Smith was awarded a We Raise Emerging Leader Grant in 2019 for LCDC’s 2-Flat Ownership Program, which aims to create financial stability and a path to wealth for property owners in the community. Despite the events of 2020 – and pandemic workarounds – renovation of three 2-flats is complete. Smith anticipates completion of the fourth 2-flat by December 2021.
The We Raise grant helped support several soft costs of the program, such as security, staff time, and electricity for buildings under construction.
“We were grateful to have your support,” said Smith, who also used the grant’s value-added components. “I definitely was thrilled to have the opportunity to have coaching and [coach] Lanelle Harris was very helpful in guiding my thought process about how to grow into leadership during the grant term and beyond.”
The 2-Flat Ownership Program includes many touchpoints of economic impact. LCDC develops each property as a duplex, giving homeowners the opportunity for rental income to make their mortgage more affordable. To ensure their success as landlords – and boost housing stability in the community – LCDC provides training for homeowners on laws, policies, and best practices in landlord/tenant relations. Finally, the built-in construction apprenticeship program allows 8 to 16 young men from North Lawndale partnerships to gain job experience and career exposure in the construction trades.
In addition to heading up the 2-Flat Ownership Program, Smith is launching a cooperative incubator for small businesses in North Lawndale; supporting the “1000 Homes” campaign, a real estate development project involving a coalition of almost 300 nonprofits that partners with the City of Chicago creating new construction on city-owned vacant lots; and championing LCDC’s Lazarus project to create 48 units of affordable apartments, with a focus on formerly incarcerated individuals and their families.

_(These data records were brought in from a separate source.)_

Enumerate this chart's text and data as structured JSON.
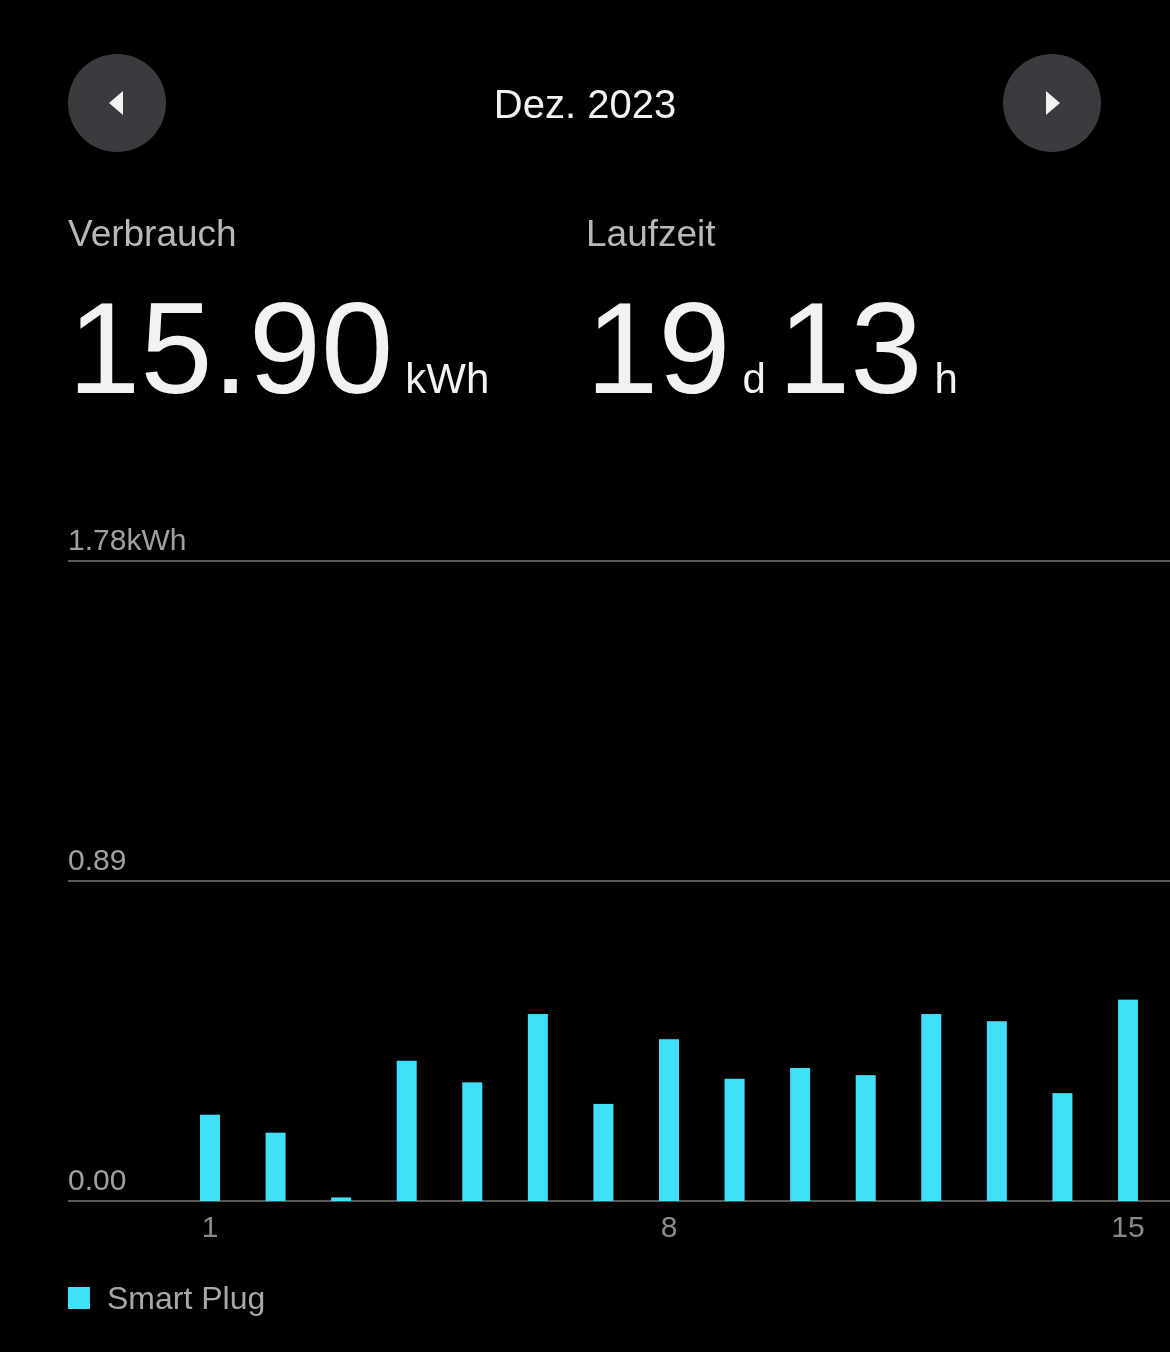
{
  "chart_data": {
    "type": "bar",
    "title": "Dez. 2023",
    "annotations": [
      "Verbrauch",
      "15.90kWh",
      "Laufzeit",
      "19d13h"
    ],
    "categories": [
      "1",
      null,
      null,
      null,
      null,
      null,
      null,
      "8",
      null,
      null,
      null,
      null,
      null,
      null,
      "15"
    ],
    "series": [
      {
        "name": "Smart Plug",
        "color": "#40e0f8",
        "values": [
          0.24,
          0.19,
          0.01,
          0.39,
          0.33,
          0.52,
          0.27,
          0.45,
          0.34,
          0.37,
          0.35,
          0.52,
          0.5,
          0.3,
          0.56
        ]
      }
    ],
    "ylim": [
      0,
      1.78
    ],
    "yticks": [
      {
        "value": 0,
        "label": "0.00"
      },
      0.89,
      {
        "value": 1.78,
        "label": "1.78kWh"
      }
    ],
    "grid": "y",
    "legend": "bottom left"
  }
}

Smith has learned that a successful leader in a housing development ministry should have genuine connections with people and a commitment to order and processes. Describing herself as an “outgoing people person,” the connection part comes naturally, but she has worked to develop a sense of meticulousness. It’s something that her We Raise coach has helped her with, and another reason why she appreciates We Raise donors.
“The continued support of We Raise donors is vital to the work that we do,” Smith said. “It’s also an opportunity to seed the growth of something new and fund transformation of a community that has seen unbelievable divestment but has loving, caring, compassionate people who need support to make a change.”
Thanks to caring and compassionate donors, We Raise is helping revitalize a community where Dr. Martin Luther King Jr. and his family once lived and where an extraordinary young woman, often donning a pink hardhat, is paying it forward to a community that shaped who she is today.